Her fork stays in her right hand regardless.
She says I’m weird for it but I haven’t observed many lefties in the wild while eating, so I can’t be sure.
Table utensils are weird for me. I cut with a knife in my left hand, I put the knife down and switch the fork to my left and to my mouth. For some reason everyone finds this weird. All my kids do this too, even the righty. I am sure it’s because I taught them this way.
I can’t throw left-handed anymore, because I had to learn to throw right-handed when we couldn’t find a right-hand glove when I attempted softball as a kid. That and mousing are the only things I can do right-handed.
My problem was that I threw left-handed, but caught with the same hand. When you have to catch the ball then take off the mitt to throw the ball, you don’t last long in Little League.

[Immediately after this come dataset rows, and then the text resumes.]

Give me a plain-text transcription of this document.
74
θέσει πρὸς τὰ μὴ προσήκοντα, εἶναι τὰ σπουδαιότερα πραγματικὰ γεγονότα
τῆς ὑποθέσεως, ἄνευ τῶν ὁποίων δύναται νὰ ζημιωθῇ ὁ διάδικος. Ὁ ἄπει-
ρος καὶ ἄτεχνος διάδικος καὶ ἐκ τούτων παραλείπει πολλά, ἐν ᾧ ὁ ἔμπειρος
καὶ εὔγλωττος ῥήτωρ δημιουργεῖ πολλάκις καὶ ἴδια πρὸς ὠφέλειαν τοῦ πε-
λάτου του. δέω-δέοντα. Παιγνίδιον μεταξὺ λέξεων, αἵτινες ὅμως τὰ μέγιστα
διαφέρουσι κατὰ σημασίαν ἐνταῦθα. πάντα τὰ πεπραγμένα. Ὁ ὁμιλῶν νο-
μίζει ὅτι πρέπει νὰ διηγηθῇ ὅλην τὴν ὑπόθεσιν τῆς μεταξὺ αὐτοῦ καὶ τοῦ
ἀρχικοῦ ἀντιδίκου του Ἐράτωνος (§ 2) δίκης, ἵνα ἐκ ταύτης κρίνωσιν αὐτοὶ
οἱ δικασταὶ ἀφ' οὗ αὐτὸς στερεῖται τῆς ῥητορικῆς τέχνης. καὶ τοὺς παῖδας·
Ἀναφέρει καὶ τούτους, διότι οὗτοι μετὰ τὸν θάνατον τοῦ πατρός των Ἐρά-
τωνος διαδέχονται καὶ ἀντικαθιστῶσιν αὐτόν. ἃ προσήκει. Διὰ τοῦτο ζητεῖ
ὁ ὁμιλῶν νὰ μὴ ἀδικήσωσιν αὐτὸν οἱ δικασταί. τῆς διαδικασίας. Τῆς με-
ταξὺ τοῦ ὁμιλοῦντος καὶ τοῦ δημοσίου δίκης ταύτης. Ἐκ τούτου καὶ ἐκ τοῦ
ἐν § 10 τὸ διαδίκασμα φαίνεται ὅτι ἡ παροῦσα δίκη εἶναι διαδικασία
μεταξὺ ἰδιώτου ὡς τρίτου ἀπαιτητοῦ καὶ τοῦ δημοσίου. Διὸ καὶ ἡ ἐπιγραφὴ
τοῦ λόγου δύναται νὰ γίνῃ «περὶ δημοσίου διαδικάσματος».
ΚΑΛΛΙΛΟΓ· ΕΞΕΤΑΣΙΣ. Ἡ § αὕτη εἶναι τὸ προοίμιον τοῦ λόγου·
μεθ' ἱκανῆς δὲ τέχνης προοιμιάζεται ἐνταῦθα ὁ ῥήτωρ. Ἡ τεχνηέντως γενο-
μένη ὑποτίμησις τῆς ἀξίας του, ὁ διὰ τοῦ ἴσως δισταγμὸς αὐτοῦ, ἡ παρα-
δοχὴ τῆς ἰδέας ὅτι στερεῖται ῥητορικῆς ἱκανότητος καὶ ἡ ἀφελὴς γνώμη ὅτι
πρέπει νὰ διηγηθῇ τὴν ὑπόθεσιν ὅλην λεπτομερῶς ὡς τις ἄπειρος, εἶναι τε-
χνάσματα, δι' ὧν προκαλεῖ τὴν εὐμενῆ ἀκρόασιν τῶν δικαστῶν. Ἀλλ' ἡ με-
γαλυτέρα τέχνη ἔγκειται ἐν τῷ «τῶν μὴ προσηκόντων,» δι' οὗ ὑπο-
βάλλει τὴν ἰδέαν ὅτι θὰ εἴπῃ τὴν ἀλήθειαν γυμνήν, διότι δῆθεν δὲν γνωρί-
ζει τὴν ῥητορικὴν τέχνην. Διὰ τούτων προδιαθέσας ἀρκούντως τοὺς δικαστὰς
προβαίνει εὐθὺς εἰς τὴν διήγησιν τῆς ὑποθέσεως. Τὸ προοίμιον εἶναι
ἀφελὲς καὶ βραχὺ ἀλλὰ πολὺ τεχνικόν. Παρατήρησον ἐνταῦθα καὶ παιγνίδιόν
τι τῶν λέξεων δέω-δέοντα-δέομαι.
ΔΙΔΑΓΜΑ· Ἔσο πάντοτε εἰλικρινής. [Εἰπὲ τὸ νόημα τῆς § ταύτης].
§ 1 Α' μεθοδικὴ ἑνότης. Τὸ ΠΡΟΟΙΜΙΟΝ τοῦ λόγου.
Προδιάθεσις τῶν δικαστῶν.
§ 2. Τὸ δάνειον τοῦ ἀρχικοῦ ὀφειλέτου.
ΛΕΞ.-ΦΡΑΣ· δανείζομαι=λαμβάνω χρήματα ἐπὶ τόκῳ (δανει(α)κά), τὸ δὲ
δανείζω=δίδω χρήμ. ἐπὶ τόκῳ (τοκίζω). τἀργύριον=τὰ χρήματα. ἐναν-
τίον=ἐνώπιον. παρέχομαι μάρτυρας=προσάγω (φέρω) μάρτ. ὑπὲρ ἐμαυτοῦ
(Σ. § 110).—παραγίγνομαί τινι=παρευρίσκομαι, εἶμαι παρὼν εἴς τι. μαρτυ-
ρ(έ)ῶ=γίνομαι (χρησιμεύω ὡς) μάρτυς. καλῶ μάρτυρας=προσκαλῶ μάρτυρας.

Yeah…I also do this too. Also left-handed. I can’t think of any story of longer than about 5,000 words that I’ve ever written every scene in order, either.
I’m left-handed. I write, eat, throw, cut, et al with my left hand. As a kid who wanted to play the infield in baseball (and not 1st Base), I tried to learn to throw right-handed. It didn’t take, although I was able to pitch as a lefty.
And, for what it’s worth, I’ve battled depression my entire life. My uncle (also a lefty) was an alcoholic who died young. I have no idea how strong the correlation is.